Junk Bonds Definition
The junk bonds definition, also known as high-yield bonds, is that of high-risk bonds that certain corporations offer. A bond is a certificate of debt. Sometimes a corporation will sell bonds in exchange for money. The bond is an understanding that the money will be paid back, so this is not an investment but a debt for the corporation.
Financial experts will analyze the bond and give it a rate based on the risk to the bondholder, the person lending the money to the corporation. Certain factors are considered when rating a bond: the nature of the business, the financial holdings, the number of employees, and how long the corporation has been in business. If the risk is high for the bondholder, then the corporation will be given a low rating.
If the corporation is rated low, they must offer the bondholder a high-yield loan because they will need the income from the bond while higher rated corporations do not. These high-yield bonds are junk bonds, because they are issued by corporations that have yet to prove their worth.
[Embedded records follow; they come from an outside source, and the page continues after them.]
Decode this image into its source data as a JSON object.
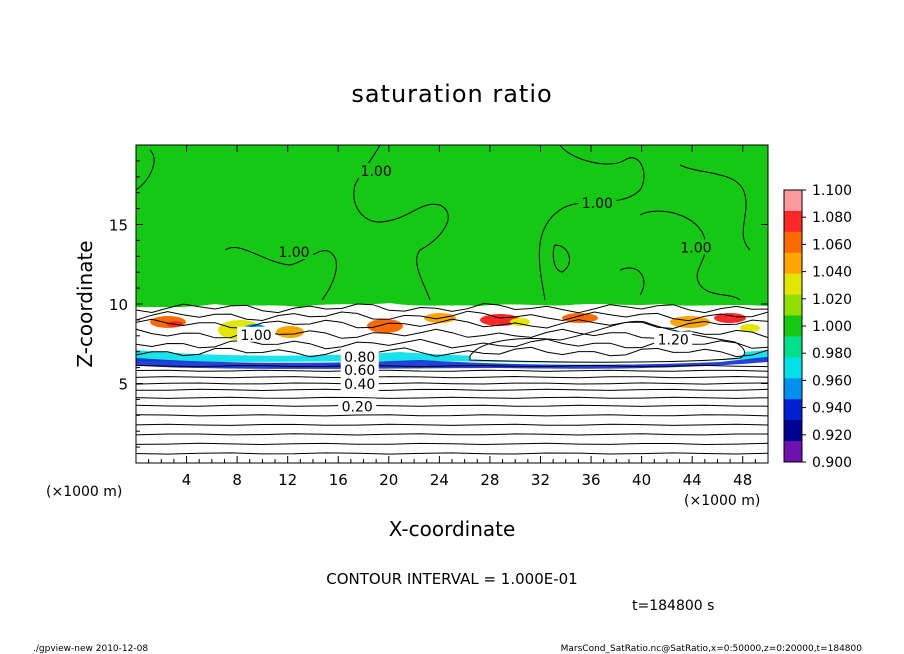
{
  "chart_data": {
    "type": "contour",
    "title": "saturation ratio",
    "xlabel": "X-coordinate",
    "ylabel": "Z-coordinate",
    "x_unit": "(×1000 m)",
    "y_unit": "(×1000 m)",
    "xlim": [
      0,
      50
    ],
    "ylim": [
      0,
      20
    ],
    "x_ticks": [
      4,
      8,
      12,
      16,
      20,
      24,
      28,
      32,
      36,
      40,
      44,
      48
    ],
    "y_ticks": [
      5,
      10,
      15
    ],
    "contour_interval_text": "CONTOUR INTERVAL = 1.000E-01",
    "time_text": "t=184800 s",
    "contour_labels": [
      {
        "text": "1.00",
        "x": 19,
        "z": 18.3
      },
      {
        "text": "1.00",
        "x": 36.5,
        "z": 16.3
      },
      {
        "text": "1.00",
        "x": 12.5,
        "z": 13.2
      },
      {
        "text": "1.00",
        "x": 44.3,
        "z": 13.5
      },
      {
        "text": "1.00",
        "x": 9.5,
        "z": 8.0
      },
      {
        "text": "1.20",
        "x": 42.5,
        "z": 7.7
      },
      {
        "text": "0.80",
        "x": 17.7,
        "z": 6.6
      },
      {
        "text": "0.60",
        "x": 17.7,
        "z": 5.8
      },
      {
        "text": "0.40",
        "x": 17.7,
        "z": 4.9
      },
      {
        "text": "0.20",
        "x": 17.5,
        "z": 3.5
      }
    ],
    "colorbar": {
      "levels": [
        "1.100",
        "1.080",
        "1.060",
        "1.040",
        "1.020",
        "1.000",
        "0.980",
        "0.960",
        "0.940",
        "0.920",
        "0.900"
      ],
      "colors": [
        "#ff9aa0",
        "#ff2828",
        "#ff6a00",
        "#ffa500",
        "#e2e600",
        "#90e000",
        "#14c814",
        "#00e08c",
        "#00e0e8",
        "#0090f0",
        "#0020d0",
        "#000090",
        "#7010b0"
      ]
    },
    "region_colors": {
      "above": "#14c814",
      "band_white": "#ffffff"
    }
  },
  "footer": {
    "left": "./gpview-new  2010-12-08",
    "right": "MarsCond_SatRatio.nc@SatRatio,x=0:50000,z=0:20000,t=184800"
  }
}
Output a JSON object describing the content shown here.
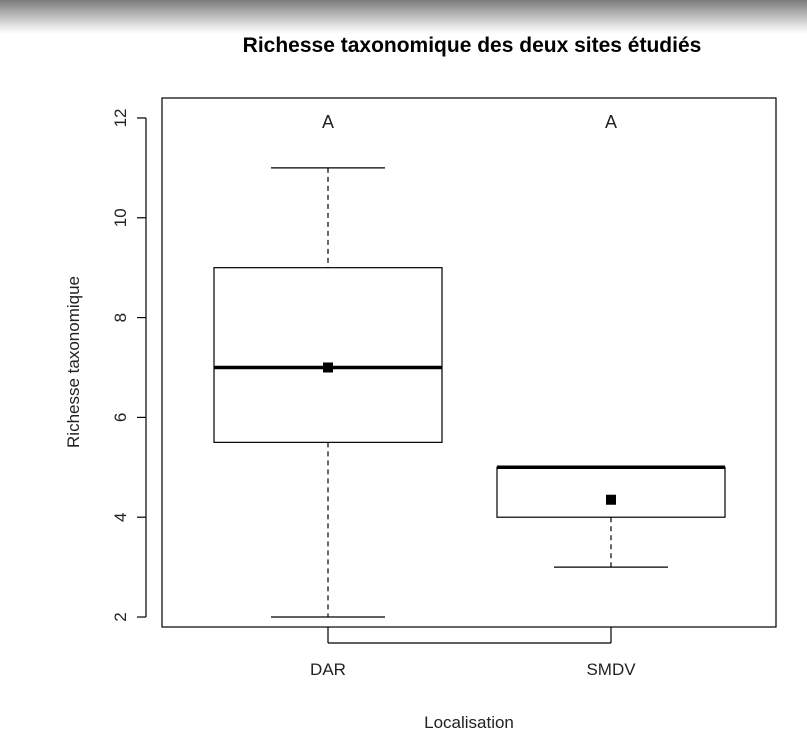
{
  "chart_data": {
    "type": "boxplot",
    "title": "Richesse taxonomique des deux sites étudiés",
    "xlabel": "Localisation",
    "ylabel": "Richesse taxonomique",
    "ylim": [
      1.8,
      12.4
    ],
    "yticks": [
      2,
      4,
      6,
      8,
      10,
      12
    ],
    "categories": [
      "DAR",
      "SMDV"
    ],
    "groups": [
      {
        "category": "DAR",
        "min": 2,
        "q1": 5.5,
        "median": 7,
        "q3": 9,
        "max": 11,
        "mean": 7.0,
        "letter": "A"
      },
      {
        "category": "SMDV",
        "min": 3,
        "q1": 4,
        "median": 5,
        "q3": 5,
        "max": 5,
        "mean": 4.35,
        "letter": "A"
      }
    ],
    "grid": false,
    "legend": "none"
  }
}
Junk bonds are not insured. If a corporation declares a bankruptcy then the bondholder who holds the junk bond may loss all or a portion of their investment.
Junk bonds can be worth the increased risk, though. If a corporation's rating upgrades, then the junk bond’s value increases. Also junk bonds also help young corporations start out by giving them capital. Conservative investors do not find junk bonds a sound investment, but the riskier investor looking for a quick profit will find junk bonds appealing.